Kaijen Hsiao- Research Scientist

Dr. Kaijen Hsiao

Dr. Kaijen Hsiao is a Research Scientist at Willow Garage, working on grasping, manipulation, and planning under uncertainty.  Kaijen's current focus is on reactive grasp adjustment and reasoning about uncertainty and geometric constraints while doing pick-and-place operations.  Her overall goal is to make robots less clumsy in unstructured environments (like your home).  This requires careful reasoning about the current state of the world and its uncertainties and constraints (Where is the object I want to pick up?  Maybe it's over here instead?  Or maybe it's not quite the shape I thought it was.  Did it shift around in my hand after I grasped it?) as well as the likely results of actions given those uncertainties and constraints (Am I likely to knock this object over because I'm not sure precisely where it is?  Can I still put it in this little cubby-hole if I pick it up this way?).  Reasoning explicitly about uncertainty and geometric constraints is especially necessary for fiddly tasks that require precision, like grasping objects by their handles, using tools, or performing assembly tasks.
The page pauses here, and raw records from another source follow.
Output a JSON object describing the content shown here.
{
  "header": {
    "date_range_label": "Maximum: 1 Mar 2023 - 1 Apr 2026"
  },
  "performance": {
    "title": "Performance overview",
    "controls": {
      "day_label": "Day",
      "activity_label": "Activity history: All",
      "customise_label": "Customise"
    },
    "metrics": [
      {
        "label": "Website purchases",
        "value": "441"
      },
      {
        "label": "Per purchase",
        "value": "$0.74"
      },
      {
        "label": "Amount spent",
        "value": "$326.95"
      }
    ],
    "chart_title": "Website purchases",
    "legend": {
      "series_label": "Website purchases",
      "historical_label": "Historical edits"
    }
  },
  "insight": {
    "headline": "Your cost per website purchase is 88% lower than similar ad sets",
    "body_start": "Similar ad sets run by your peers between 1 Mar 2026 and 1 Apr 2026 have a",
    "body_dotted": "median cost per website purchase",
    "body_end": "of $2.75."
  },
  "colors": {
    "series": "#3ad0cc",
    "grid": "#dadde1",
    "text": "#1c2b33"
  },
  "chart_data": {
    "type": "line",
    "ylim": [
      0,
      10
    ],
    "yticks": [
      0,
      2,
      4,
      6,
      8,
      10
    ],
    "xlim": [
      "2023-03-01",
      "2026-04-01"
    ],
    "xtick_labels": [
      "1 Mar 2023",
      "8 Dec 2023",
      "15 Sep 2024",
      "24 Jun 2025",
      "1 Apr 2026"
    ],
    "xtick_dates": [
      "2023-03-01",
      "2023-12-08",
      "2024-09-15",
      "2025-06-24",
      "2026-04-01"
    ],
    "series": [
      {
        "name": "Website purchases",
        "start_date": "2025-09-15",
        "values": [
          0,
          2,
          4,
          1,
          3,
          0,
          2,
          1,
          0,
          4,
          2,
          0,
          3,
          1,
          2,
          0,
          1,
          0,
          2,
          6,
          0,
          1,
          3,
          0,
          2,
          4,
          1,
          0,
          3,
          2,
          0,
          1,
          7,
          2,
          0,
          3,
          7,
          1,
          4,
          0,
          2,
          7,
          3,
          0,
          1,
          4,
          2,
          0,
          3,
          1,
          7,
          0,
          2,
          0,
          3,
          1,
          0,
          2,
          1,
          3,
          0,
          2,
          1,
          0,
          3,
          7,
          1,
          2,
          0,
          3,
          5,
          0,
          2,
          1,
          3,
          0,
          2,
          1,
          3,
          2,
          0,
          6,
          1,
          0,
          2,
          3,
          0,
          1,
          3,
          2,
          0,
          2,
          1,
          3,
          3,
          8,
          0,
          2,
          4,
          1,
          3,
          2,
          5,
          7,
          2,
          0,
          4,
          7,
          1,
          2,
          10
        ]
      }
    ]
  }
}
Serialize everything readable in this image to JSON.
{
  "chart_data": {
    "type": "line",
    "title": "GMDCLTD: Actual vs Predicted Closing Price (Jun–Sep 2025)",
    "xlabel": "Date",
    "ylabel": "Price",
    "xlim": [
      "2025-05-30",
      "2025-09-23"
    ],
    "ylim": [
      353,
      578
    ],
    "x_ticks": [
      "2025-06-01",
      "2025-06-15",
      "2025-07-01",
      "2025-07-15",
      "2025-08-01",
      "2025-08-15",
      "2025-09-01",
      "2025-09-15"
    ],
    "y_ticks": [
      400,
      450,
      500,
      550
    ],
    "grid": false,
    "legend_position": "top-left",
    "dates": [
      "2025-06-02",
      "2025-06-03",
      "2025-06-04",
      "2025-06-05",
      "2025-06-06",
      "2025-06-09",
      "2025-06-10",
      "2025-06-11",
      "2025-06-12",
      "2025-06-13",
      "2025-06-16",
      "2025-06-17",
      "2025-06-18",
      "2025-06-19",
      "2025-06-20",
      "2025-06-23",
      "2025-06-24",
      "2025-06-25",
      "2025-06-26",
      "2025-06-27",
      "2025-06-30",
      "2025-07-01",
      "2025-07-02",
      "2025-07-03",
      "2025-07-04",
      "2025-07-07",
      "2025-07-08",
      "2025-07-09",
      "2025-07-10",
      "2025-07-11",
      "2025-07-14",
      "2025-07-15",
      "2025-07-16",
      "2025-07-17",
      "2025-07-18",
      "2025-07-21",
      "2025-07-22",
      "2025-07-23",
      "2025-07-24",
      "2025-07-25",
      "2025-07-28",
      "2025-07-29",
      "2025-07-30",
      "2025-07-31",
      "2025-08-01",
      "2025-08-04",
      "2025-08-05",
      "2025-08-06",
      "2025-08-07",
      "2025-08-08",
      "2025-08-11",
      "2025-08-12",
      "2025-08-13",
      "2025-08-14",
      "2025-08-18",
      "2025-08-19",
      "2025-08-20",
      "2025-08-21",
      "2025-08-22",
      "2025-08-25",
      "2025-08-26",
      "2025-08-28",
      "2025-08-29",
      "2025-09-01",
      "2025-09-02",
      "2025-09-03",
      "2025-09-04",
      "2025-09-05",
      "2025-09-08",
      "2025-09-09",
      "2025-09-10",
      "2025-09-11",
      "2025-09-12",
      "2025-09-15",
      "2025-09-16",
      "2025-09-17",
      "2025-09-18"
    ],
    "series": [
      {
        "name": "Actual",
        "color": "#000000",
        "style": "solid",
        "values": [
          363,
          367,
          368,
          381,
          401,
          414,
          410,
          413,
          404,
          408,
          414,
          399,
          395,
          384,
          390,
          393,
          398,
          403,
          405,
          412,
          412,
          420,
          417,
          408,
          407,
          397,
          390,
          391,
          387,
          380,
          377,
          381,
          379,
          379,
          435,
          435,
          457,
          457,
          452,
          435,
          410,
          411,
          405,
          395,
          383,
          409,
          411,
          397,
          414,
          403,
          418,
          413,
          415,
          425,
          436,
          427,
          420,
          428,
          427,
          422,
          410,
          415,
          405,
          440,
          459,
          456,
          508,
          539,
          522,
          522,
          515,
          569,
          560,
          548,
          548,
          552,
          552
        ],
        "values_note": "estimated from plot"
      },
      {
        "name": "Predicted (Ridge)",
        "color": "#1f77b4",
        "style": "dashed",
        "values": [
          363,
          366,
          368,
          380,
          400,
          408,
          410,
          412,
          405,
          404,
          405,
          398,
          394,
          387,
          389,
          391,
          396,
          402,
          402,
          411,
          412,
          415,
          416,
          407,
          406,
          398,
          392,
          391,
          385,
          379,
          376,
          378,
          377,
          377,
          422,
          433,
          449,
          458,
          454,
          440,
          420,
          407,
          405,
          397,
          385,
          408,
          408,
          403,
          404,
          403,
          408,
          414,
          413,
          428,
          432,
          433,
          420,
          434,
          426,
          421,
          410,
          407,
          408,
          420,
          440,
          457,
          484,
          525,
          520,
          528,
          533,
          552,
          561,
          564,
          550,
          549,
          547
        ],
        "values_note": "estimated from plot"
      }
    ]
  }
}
Kaijen received her Ph.D. in Computer Science from MIT in 2009, under the supervision of Tomas Lozano-Perez and Leslie Kaelbling.  Her thesis, "Relatively Robust Grasping," studied how grasping can be made more robust using touch sensing, in the face of significant object pose uncertainty.  The thesis proposes the use of POMDP models for manipulation, which allow the robot to intelligently select actions that gather information until certain that the grasp will succeed with high probability.  Kaijen has also worked on using IR fingertip sensors for reactive grasping, grasp adaptation, and imitation learning of grasp trajectories.